O fato de Posada Carriles, terrorista cubano, nacionalizado venezuelano, agente da CIA, haver colocado bombas em hotéis de Havana e em um avião da Cubana de Aviación, em pleno ar, em 1976, em Barbados, com 73 pessoas (a maioria jovens cubanos e coreanos atletas de esgrima), e hoje perambular lépido e fagueiro pelas ruas de Miami, também não deve ser considerado por ela uma questão de Direitos Humanos. Por fim, Direitos Humanos seletivos é aquilo a que ela se dedica, seguramente.

Displicente com a história do país que a viu nascer, talvez não lhe tenha chegado aos ouvidos o Grito de Yara, a guerra pátria contra a colonização espanhola, deflagrada pelo latifundiário patriota Carlos Manuel de Céspedes, o Pai da Pátria. Nela, destacou-se, por seu heroísmo, a negra africana Carlota, que à frente de outros negros comandou o incêndio dos canaviais do colonizador. Muito menos a figura de José Marti, patriota e herói da independência de Cuba, deve merecer sua atenção.

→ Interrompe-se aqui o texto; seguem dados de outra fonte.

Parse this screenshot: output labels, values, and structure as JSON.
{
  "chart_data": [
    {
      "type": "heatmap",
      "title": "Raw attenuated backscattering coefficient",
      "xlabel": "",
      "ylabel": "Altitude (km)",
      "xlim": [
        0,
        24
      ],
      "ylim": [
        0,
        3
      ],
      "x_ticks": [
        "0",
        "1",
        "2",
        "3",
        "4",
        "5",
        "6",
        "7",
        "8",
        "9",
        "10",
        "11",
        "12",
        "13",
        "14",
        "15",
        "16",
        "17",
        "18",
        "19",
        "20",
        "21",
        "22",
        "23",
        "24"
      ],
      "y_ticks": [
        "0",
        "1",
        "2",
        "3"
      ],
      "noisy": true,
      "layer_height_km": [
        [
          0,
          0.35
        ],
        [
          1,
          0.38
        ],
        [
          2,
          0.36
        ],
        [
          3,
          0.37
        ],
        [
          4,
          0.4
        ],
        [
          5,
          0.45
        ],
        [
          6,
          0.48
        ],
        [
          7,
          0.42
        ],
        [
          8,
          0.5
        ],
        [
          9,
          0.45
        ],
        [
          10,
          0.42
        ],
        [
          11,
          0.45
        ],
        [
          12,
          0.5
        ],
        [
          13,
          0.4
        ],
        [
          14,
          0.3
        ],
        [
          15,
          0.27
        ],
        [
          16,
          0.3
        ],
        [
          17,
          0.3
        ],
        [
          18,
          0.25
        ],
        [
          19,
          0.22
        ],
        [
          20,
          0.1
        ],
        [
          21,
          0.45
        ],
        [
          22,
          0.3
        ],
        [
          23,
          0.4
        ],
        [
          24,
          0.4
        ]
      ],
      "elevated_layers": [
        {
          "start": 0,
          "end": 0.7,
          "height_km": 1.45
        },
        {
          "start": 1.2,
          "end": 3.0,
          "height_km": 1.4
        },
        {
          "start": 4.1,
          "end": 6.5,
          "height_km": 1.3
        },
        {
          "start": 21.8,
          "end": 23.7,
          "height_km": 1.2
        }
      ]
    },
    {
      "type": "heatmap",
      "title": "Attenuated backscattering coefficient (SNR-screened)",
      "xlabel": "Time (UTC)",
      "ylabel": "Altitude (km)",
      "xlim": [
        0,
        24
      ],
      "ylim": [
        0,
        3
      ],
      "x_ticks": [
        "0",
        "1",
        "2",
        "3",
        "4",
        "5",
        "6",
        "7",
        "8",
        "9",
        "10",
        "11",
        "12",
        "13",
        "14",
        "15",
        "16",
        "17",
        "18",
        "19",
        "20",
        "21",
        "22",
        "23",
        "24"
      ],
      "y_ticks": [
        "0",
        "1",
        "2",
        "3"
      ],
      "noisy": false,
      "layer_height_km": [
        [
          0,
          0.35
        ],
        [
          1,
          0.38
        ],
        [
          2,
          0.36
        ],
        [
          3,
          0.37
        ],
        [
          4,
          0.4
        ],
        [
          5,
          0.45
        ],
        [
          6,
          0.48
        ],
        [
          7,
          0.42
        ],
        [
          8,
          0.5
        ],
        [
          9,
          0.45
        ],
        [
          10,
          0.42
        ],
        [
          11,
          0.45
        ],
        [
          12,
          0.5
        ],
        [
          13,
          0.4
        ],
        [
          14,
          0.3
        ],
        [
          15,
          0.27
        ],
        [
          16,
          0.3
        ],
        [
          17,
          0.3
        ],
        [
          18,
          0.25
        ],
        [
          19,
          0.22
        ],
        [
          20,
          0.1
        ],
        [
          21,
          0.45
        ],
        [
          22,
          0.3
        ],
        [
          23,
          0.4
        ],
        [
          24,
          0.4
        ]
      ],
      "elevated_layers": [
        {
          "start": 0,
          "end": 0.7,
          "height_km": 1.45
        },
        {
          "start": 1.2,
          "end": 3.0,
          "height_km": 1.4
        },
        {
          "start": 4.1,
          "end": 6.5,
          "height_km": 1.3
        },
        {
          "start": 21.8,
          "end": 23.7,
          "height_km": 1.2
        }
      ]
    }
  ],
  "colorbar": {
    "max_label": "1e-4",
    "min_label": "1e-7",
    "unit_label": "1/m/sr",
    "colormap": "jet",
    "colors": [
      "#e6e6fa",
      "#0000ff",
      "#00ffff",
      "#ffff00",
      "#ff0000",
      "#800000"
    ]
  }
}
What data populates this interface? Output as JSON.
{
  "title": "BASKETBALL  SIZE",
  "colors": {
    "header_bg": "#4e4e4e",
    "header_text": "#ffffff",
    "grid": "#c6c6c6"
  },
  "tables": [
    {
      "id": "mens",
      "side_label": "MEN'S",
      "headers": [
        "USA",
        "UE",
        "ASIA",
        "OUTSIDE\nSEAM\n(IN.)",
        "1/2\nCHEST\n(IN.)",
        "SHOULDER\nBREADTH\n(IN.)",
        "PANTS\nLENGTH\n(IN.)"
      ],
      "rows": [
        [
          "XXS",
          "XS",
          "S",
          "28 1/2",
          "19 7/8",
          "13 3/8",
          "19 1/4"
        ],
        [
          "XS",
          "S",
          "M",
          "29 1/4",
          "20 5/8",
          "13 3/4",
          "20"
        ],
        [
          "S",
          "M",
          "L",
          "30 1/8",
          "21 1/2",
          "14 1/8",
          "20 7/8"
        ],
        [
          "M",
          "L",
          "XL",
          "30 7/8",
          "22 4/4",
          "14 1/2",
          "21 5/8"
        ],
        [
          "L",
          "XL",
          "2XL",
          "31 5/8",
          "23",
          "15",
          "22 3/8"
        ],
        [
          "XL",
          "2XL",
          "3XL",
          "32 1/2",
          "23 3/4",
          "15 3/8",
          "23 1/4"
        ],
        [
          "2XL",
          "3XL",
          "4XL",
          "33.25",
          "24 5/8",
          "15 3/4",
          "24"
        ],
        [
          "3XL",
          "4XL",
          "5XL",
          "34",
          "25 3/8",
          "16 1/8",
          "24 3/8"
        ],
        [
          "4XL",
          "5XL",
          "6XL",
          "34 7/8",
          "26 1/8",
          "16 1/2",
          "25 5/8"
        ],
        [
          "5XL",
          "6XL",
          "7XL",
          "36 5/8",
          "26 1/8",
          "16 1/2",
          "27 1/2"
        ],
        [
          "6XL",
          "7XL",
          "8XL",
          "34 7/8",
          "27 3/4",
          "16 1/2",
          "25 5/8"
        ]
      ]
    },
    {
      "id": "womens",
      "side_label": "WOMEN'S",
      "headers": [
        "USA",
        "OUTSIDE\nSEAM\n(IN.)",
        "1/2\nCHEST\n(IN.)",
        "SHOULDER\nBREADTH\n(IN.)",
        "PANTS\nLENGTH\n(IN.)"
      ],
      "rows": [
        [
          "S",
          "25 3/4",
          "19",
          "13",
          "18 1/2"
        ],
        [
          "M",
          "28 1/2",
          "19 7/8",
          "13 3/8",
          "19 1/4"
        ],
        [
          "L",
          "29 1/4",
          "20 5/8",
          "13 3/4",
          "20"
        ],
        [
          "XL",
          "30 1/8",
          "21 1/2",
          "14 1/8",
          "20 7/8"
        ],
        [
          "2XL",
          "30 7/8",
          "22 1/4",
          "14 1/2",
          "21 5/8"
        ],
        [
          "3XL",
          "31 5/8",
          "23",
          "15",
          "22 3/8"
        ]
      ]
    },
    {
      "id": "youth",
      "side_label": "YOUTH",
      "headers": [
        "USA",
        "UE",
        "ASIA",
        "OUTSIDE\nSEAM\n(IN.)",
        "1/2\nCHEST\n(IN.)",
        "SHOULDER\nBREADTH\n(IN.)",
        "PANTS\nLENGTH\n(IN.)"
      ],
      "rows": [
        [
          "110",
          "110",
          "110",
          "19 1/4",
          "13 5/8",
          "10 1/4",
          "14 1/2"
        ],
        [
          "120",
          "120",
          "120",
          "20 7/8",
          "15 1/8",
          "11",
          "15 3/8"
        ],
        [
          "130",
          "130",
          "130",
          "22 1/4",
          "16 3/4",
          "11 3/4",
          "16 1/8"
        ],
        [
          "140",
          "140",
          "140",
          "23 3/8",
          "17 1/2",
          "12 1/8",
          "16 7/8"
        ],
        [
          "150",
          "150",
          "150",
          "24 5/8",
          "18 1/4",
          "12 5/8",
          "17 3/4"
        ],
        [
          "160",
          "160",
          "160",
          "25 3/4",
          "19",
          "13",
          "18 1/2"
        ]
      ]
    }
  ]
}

Na História de Cuba, nada relativo à sua independência e soberania acontece sem a participação e união de todo o povo. Portanto, não seria agora, diante da Revolução dirigida por Fidel Castro, vitoriosa na invasão da Baía dos Porcos, patrocinada pelos EUA, e que superou o Período Especial, que o povo cubano, escola de homens e mulheres líderes, heróis e patriotas, iria cair no canto da sereia de marujos de primeira viagem que desconhecem a trajetória, a convicção e a dignidade de uma Revolução gloriosa.

* Fernando Mousinho é sociólogo e assessor do PSB na Câmara dos Deputados.